It is worth noting here that the statistical calculations here are more than a bit circular: we identified clusters first based on gene expression, then we are using those same clusters to find differences in gene expression. The result is that even if there were no true clusters, we would always find marker genes! For a much more technical exploration of this circularity (and a method to correct for it), see a preprint by Gao et al. (2020). In light of this, it is better to think about marker gene identification as an aid in interpreting the clustering results (and possibly extending insights to new data sets), rather than results that should be interpreted on their own, and we should be extremely wary of justifying cluster assignments solely based on these results! With that caveat, let’s proceed.

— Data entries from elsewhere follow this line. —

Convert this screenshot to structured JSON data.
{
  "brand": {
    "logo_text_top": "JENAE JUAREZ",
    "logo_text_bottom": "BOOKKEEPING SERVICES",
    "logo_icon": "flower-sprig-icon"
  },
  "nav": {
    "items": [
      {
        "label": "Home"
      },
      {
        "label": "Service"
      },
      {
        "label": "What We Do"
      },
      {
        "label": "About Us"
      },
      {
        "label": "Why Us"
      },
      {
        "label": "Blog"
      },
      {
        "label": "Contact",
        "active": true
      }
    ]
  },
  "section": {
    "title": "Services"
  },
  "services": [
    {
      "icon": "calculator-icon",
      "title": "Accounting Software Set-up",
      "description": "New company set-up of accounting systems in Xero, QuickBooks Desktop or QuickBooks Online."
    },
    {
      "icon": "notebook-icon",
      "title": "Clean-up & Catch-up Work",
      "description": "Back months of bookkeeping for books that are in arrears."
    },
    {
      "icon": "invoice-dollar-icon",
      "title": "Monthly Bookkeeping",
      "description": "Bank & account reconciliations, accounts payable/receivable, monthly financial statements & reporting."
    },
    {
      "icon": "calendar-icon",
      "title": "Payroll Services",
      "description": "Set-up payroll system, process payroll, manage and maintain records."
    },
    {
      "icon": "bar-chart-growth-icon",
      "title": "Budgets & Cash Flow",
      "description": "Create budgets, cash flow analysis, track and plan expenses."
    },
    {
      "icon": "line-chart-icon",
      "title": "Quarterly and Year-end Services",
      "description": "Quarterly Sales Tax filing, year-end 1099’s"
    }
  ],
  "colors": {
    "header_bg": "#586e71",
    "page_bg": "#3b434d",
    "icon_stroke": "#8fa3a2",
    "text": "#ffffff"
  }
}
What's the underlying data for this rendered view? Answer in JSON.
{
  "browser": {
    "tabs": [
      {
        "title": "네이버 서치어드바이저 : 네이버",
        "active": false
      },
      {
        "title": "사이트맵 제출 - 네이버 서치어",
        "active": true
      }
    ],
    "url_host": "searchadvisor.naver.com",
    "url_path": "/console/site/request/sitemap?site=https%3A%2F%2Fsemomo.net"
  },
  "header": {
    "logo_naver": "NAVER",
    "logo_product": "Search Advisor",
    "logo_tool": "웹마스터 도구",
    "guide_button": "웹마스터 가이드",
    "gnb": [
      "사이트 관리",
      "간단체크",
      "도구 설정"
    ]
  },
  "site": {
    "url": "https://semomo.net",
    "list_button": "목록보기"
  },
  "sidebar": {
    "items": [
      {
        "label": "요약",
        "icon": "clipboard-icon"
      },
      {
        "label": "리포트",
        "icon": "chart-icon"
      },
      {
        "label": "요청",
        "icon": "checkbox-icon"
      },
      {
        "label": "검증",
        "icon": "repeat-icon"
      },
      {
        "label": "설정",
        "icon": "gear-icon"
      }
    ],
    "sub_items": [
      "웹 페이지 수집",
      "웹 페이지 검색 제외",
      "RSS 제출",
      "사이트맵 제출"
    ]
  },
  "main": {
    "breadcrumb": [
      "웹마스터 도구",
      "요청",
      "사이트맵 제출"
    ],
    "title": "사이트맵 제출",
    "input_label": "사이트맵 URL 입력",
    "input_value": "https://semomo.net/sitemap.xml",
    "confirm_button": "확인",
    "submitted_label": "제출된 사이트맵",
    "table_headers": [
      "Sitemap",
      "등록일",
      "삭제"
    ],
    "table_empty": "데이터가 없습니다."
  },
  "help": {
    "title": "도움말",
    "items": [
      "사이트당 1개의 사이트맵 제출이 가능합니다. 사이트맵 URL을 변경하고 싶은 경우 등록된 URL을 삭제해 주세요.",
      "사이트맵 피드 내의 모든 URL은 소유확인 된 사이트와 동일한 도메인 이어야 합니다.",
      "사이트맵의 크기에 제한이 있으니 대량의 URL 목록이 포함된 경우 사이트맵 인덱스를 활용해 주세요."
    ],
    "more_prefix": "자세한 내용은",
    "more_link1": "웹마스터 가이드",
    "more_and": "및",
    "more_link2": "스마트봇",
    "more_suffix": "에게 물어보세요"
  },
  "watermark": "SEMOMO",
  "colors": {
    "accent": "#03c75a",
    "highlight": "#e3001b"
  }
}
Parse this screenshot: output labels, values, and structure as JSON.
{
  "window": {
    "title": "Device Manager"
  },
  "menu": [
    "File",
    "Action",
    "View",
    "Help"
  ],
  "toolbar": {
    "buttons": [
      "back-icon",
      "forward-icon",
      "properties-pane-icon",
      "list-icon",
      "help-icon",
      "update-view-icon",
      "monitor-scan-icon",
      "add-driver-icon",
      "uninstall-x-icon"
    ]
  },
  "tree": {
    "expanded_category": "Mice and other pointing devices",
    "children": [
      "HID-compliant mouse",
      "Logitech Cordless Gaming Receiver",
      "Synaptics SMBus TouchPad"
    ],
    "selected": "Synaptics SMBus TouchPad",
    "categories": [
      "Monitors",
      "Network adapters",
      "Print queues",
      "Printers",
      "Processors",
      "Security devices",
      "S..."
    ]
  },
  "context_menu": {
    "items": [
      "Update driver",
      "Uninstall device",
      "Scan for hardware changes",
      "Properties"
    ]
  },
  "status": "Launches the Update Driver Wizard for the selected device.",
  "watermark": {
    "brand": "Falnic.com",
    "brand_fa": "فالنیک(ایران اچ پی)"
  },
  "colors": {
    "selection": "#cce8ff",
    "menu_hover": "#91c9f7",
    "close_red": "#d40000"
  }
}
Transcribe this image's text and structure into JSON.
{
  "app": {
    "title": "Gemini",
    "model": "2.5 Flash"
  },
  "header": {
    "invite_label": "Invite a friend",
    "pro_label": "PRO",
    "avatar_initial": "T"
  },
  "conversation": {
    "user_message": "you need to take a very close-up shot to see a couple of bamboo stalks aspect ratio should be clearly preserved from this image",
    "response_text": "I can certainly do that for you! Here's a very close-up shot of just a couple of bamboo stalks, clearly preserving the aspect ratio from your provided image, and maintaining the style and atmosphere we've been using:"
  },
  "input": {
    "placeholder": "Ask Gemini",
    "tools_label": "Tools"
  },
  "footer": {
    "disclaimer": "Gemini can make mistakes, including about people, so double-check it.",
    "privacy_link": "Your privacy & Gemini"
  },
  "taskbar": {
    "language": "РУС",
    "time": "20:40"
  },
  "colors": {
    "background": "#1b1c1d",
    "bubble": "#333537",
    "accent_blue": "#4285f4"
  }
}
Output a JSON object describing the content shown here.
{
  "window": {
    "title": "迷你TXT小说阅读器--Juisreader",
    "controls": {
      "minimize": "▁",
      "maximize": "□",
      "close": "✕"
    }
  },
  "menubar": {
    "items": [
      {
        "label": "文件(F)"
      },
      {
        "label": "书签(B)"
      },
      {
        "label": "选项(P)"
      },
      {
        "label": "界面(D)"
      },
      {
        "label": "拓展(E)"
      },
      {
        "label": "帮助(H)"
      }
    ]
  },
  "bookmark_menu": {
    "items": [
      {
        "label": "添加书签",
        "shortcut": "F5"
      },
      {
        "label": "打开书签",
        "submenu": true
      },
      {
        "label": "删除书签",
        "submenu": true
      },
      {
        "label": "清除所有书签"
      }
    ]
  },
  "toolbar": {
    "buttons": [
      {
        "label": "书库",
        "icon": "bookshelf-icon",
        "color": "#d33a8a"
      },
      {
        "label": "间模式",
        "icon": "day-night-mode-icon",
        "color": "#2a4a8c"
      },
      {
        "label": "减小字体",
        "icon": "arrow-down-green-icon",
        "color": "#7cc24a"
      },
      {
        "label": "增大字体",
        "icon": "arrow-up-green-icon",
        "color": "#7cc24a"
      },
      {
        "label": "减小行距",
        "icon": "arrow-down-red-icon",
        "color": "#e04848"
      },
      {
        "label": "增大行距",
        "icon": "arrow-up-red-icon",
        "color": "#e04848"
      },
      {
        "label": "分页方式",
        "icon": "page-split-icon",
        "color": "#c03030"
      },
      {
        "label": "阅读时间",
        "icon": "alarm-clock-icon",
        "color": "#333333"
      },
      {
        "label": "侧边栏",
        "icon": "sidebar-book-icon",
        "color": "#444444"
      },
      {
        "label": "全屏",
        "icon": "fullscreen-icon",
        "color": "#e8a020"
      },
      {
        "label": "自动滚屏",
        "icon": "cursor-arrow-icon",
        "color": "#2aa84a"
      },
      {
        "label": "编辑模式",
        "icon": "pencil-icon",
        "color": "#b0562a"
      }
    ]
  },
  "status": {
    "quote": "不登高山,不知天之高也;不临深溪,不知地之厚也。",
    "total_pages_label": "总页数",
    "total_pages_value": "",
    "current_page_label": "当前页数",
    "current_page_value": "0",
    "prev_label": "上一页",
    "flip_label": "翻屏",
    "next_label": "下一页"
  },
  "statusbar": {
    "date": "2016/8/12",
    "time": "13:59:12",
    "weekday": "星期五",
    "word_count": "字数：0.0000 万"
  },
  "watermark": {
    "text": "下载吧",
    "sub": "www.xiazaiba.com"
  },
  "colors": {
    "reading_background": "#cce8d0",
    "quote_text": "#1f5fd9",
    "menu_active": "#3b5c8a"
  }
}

To identify marker genes, we will use the
scran::findMarkers()
function, which will rank genes by
their differential expression by calculating pairwise statistics among
clusters. We have a few options for how to determine the gene rankings
and marker gene list for each cluster. At one end could include genes
that are differentially expressed in any pairwise comparison
against our focal cluster, or at the other we could only include genes
that are differentially expressed in all comparisons with that
cluster. We could also do something in between, including genes that
differentiate the focal cluster from some fraction of the other
clusters. For now, we will use the findMarkers()
function
to rank the genes in each cluster by their combined scores against
all other clusters, using the pval.type
argument.
findMarkers()
will return a list (technically a
list-like object) of tables, one for each cell type, with statistics for
each gene showing how well it differentiates that cell type against
other types.
# use `findMarkers()` to calculate how well each gene
# differentiates each cluster from *all* other clusters
markers <- scran::findMarkers(hodgkins_sce,
groups = hodgkins_sce$nncluster,
pval.type = "all")
Next we can look at one of those tables. We will start with the first
cluster, which we will select from the list using the R standard double
bracket [[1]]
notation. We also doing a bit of
transformation here to pull the gene name into a column of its own.
markers[[1]] |>
as.data.frame() |> # convert to a data frame
tibble::rownames_to_column("gene") # make gene a column
You can see that this table includes values for all genes, so we would like to make a shorter list.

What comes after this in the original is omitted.